Puis, on va aussi ajouter la colorisation lorsqu'on parcours les dossiers et fichier, c'est toujours plus agréable. On va aussi ajouter un alias sur la ligne de commande vi pour utiliser vim.

Editer le fichier /root/.bashrc pour décommenter les lignes suivantes et ajouter la dernière :

export LS_OPTIONS='--color=auto'
eval "`dircolors`"
alias ls='ls $LS_OPTIONS'
alias ll='ls $LS_OPTIONS -l'
alias l='ls $LS_OPTIONS -lA'
alias vi='vim'

 

Lorsque vous vous connectez la première fois sur votre serveur, ce sera sûrement en root. Les administrateurs n'apprécient pas vraiment ça. Personnelement, je préfère garder mon accès root pour plus de liberté. Plutôt que de devoir utiliser sudo à tour de bras, je préfère créer un alias de l'utilisateur root, et n'autoriser que cet utilisateur à se connecter en SSH.

Editer le fichier /etc/passwd pour y ajouter la ligne :

toto::0:0:root:/root:/bin/bash

Puis exécuter les commandes :

passwd toto
shadowconfig on

La première vous demandera le mot de passe pour toto. La seconde améliore la sécurité des mots de passe sur votre serveur.

 

Puis, Nous allons autoriser uniquement cet utiliser à se connecter en SSH. Les autres utilisateurs appartenant au groupe www-data vont être forcé d'utiliser le sous-système SFTP.
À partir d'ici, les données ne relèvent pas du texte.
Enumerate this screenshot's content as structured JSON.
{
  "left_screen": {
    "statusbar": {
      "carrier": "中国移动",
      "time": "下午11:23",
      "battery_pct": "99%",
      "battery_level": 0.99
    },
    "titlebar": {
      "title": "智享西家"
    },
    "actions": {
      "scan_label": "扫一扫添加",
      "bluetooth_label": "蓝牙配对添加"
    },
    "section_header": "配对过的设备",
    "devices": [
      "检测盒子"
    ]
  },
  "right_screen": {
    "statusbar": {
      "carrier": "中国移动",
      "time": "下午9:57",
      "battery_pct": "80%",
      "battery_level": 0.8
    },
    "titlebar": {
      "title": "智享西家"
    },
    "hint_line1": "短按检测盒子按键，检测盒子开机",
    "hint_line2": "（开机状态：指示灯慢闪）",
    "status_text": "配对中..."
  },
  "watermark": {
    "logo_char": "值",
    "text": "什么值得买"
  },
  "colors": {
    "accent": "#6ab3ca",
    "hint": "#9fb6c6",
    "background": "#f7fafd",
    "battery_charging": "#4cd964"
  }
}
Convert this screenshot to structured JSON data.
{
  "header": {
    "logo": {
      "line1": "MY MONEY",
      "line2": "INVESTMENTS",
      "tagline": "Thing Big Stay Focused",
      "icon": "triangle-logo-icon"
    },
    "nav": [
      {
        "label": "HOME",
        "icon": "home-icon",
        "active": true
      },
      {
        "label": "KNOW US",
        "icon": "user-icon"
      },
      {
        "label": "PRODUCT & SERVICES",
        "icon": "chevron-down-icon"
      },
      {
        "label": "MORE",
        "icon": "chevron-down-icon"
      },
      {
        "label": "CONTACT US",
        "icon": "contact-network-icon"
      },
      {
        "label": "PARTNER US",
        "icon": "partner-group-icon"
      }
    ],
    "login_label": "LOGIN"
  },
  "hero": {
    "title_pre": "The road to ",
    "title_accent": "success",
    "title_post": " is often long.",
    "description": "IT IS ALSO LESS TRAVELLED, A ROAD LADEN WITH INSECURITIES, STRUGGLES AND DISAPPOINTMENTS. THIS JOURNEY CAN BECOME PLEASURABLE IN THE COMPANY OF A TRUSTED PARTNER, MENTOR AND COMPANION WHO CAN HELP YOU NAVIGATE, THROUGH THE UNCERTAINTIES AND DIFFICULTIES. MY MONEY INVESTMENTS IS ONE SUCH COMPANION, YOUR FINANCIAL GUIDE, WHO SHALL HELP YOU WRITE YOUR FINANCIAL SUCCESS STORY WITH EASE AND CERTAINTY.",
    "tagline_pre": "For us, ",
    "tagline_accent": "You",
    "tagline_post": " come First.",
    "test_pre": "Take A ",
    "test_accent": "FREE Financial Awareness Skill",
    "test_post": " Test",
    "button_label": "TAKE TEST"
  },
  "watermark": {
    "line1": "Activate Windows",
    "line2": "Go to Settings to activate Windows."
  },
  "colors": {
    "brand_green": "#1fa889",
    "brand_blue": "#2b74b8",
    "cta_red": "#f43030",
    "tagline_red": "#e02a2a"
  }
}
Editer le fichier /etc/ssh/sshd_config pour y ajouter à la fin :

DenyUsers root
Match group www-data
ChrootDirectory %h
AllowTcpForwarding no
X11Forwarding no
ForceCommand internal-sftp

Chaque utilisateur du groupe www-data qui se connectera en SSH sera forcé d'utiliser le SFTP, et sera en plus Chrooté dans son répertoire personnel.

On redémarre le serveur SSH et nous voilà déjà avec un serveur SFTP opérationnel :

/etc/init.d/ssh force-reload

Si vous êtes sûr que tout fonctionne bien, vous pouvez vous déconnecter et vosu reconnecter avec toto.

 

La seconde partie importante de la prépaparation du serveur Debian consiste à mettre à jour les sources de fichiers APT.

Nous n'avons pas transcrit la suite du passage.